Com o advento da imprensa, os compositores ganharam a oportunidade de comercializar suas obras para serem interpretadas por amadores, eliminando as barreiras geográficas e libertando-se da dependência da transmissão oral/aural. Esse marco histórico marcou o início de uma batalha pelos direitos autorais, desencadeando conflitos relacionados a plágio e pirataria. Sim, desde o início da imprensa já podemos identificar vestígios de partituras sendo vendidas em diferentes cidades e países, muitas vezes sem o conhecimento ou a devida compensação financeira para os criadores das obras. Esse fenômeno evidencia os desafios enfrentados pelos compositores na proteção de seus direitos autorais desde os estágios iniciais do comércio musical.


Com o advento dos sistemas de gravação mecânica no final do século XIX, e das reproduções em multimídia do século XX (como o cinema falado, televisão, internet, etc.), observamos o surgimento de um paradigma para os músicos. Agora, não basta apenas cantar ou tocar bem; é necessário seguir um padrão tácito de beleza. Infelizmente, a carreira de compositor nem sempre alcança o mesmo sucesso comercial do intérprete. Diante desse cenário, alguns compositores/intérpretes, que não se encaixam nos requisitos comerciais estabelecidos, optam por se concentrar exclusivamente na esfera da composição. Eles passam a depender do interesse de intérpretes já consolidados para obter sucesso e, posteriormente, buscam associar esse êxito à sua própria carreira como músicos intérpretes.

 

E o fosso financeiro entre compositores e intérpretes da música popular, bem como entre músicos e a indústria da música se aprofundou com o advento dos aplicativos de streaming, que repassam compensações mínimas aos artistas. Nesse cenário, é crucial que entidades atuem como defensoras na luta por valores justos para os criadores de músicas que alcançam sucesso através de determinados intérpretes. Ademais, se o público foi progressivamente condicionado a consumir música de forma gratuita, resistindo até mesmo ao pagamento de couvert artístico para intérpretes que dedicam noites inteiras a entreter uma plateia pouco interessada, não terá preocupação com a capacidade do compositor, responsável pelas melodias que os deleitam em viagens nostálgicas, em arcar com as despesas de aluguel de sua casa e família.

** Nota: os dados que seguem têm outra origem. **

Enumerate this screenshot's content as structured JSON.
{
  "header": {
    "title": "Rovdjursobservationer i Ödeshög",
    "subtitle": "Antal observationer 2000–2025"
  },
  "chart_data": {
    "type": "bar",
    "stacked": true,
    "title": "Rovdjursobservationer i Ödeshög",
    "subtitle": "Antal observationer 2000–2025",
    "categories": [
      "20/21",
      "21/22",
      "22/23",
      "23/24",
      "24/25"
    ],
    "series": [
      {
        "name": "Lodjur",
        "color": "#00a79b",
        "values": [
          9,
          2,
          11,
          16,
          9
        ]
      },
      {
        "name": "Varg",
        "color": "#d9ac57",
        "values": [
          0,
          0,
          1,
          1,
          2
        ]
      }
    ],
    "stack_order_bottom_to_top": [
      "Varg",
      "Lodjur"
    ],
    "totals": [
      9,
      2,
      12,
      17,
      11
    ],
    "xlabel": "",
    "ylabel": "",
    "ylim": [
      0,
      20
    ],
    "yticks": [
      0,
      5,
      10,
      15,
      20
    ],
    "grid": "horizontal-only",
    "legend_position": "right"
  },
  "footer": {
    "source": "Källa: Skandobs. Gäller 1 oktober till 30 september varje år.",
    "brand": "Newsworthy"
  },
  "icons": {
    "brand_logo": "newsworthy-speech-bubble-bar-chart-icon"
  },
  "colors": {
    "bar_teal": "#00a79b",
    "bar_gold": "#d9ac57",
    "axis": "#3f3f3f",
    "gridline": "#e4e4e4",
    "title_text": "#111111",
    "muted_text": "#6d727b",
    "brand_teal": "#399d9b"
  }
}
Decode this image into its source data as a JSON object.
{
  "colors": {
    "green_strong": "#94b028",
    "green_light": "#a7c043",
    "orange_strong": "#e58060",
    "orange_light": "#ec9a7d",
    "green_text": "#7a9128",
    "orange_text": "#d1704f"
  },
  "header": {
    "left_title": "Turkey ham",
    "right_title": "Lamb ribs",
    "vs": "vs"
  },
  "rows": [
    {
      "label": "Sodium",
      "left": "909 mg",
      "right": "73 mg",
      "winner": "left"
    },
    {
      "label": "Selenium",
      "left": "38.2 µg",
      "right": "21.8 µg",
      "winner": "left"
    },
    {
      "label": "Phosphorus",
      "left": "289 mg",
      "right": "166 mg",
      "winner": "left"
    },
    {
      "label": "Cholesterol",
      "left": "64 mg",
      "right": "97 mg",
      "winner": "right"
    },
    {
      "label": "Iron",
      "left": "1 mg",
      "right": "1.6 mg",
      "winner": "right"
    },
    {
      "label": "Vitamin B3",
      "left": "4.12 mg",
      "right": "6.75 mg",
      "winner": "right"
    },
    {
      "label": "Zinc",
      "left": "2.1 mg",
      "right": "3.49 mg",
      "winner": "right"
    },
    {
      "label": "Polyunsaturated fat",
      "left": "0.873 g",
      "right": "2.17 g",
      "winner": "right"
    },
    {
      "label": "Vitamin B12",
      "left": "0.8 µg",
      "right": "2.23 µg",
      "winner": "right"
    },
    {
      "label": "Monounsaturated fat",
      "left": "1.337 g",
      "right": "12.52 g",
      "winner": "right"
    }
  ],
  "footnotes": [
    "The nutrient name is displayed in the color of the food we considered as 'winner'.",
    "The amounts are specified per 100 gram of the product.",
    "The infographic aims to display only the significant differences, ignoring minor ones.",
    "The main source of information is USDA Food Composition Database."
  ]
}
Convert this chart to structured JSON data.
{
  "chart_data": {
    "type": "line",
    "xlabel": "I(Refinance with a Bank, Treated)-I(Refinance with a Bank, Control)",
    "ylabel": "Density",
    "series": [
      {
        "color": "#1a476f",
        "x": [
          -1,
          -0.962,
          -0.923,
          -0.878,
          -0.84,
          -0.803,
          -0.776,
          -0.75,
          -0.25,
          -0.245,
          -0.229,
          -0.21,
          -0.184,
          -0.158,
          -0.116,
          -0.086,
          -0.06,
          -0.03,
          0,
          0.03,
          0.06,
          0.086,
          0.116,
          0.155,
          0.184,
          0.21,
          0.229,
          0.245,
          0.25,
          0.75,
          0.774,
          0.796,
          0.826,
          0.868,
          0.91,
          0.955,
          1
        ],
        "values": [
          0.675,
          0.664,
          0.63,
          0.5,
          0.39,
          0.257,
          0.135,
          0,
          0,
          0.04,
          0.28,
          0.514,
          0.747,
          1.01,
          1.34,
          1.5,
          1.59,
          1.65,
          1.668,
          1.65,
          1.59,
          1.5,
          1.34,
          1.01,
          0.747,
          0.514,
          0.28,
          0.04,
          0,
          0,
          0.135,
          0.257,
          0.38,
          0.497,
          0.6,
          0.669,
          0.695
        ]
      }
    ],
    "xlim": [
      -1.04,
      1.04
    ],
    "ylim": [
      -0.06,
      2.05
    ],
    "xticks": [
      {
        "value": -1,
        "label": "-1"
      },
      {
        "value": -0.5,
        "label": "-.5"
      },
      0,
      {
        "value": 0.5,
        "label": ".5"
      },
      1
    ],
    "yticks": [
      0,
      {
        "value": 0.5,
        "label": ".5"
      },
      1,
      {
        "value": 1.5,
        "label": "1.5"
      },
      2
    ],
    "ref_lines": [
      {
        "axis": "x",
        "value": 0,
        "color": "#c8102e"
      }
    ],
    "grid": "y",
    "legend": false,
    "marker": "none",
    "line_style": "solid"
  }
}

Finalizo sugerindo que o leitor separe um espaço de seu lazer e procure saber quem são só compositores de suas músicas favoritas. Atenção, eu disse compositores e não os intérpretes. Guarde seus nomes e, se ainda estiverem vivos, vá aos seus shows/concertos. Compre as canecas, camisas, lembrancinhas que são vendidas na entrada dos shows. Lembrem que, sem Francis Hime não teríamos a canção “Trocando em miúdos”, e sem Ary Barroso não teríamos “Aquarela do Brasil”. Quem é o compositor de sua música predileta?